Сентябрь принёс долгожданную награду за все весенние труды. Урожай собирали хороший. Наш картофельный опыт с Пашкой полностью себя оправдал: разрезанные клубни дали отличный урожай, и на зиму картошкой мы были обеспечены. Совхоз выдал маме и бабушке положенную долю. Мешки с мукой, пахнущие пылью и сытостью, заняли своё место в углу, а плетёные косы лука и чеснока украсили стены хаты. Голод этой зимой уже не казался таким близким.

В том же сентябре для меня, семилетнего Вальки, началась совсем другая жизнь — школа.

Мама работала в нашей станичной школе, поэтому никакого специального для меня праздника из первого сентября никто не устраивал. В утренней суматохе мать только подтолкнула меня к двери класса, строго наказав сидеть тихо и не позорить её перед коллегами, а сама убежала вести урок у старших.

Моему взрослому сознанию, за плечами которого были институт, работа и полвека жизни, на уроках первого класса делать было нечего. Я знал куда больше того, чему предстояло учиться ближайшие годы.

Но этого, конечно, никто не заметил. Да и весь мой взрослый опыт здесь мало чем помогал. Писать было попросту не на чем. Настоящих тетрадей у школьников не имелось. Писали дети между газетных строк, на полях старых книг, на обороте ненужных бланков.

И тут всё моё взрослое превосходство дало сокрушительный сбой. Одно дело — работать в XXI веке за компьютером или стучать по клавиатуре ноутбука, и совсем другое — совладать с коварным стальным пером № 86.

Мои детские, ещё не окрепшие пальцы не слушались. Мозг требовал идеальной каллиграфии, а рука предательски дрожала. Перо то и дело цеплялось за рыхлую газетную бумагу, брызгало фиолетовыми чернилами и рвало страницы.
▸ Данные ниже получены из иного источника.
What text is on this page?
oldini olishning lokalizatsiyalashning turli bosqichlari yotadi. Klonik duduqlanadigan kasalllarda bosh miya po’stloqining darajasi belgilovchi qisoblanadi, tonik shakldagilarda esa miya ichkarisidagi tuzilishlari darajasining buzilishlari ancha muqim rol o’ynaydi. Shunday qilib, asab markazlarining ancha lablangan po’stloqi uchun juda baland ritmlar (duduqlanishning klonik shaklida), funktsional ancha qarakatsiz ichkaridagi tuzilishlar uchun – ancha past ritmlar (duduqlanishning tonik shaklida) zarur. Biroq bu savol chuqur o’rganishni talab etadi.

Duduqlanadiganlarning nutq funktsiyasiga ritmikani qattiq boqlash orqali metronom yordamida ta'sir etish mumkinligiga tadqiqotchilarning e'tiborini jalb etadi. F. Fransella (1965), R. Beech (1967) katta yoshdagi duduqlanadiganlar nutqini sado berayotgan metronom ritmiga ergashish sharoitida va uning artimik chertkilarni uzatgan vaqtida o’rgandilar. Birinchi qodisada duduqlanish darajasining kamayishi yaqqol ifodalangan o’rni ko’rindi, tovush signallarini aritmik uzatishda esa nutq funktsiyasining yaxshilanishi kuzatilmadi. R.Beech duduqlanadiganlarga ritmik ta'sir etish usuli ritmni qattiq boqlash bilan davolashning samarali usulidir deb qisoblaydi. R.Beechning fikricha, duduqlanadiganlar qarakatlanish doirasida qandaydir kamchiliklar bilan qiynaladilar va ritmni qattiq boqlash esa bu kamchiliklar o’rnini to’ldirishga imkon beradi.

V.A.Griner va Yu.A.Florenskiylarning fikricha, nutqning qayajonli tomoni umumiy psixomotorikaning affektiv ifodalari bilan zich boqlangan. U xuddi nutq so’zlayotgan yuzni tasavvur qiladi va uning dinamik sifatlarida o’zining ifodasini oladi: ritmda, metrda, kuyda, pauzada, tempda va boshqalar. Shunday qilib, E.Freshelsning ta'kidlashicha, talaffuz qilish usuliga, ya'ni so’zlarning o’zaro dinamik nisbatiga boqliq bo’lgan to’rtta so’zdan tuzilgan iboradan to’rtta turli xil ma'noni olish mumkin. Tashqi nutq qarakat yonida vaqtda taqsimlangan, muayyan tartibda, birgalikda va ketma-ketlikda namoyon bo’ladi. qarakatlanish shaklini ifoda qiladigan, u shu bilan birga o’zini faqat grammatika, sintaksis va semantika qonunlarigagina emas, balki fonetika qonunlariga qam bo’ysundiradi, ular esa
Чернила, разведённые из сухого порошка, мгновенно расплывались по печатному тексту уродливыми кляксами.

Я потел от напряжения, до боли сжимая деревянную ручку и тщетно пытаясь вывести несчастную букву «А» между строчками фронтовой хроники. Рядом сопели обычные станичные пацаны, которые ещё читали по слогам, но их буквы на полях старых книг выходили куда ровнее и аккуратнее моих. На их фоне я со своими фиолетовыми разводами выглядел форменным двоечником. Мой взрослый разум бесился от бессилия, а детские руки упрямо отказывались ему подчиняться.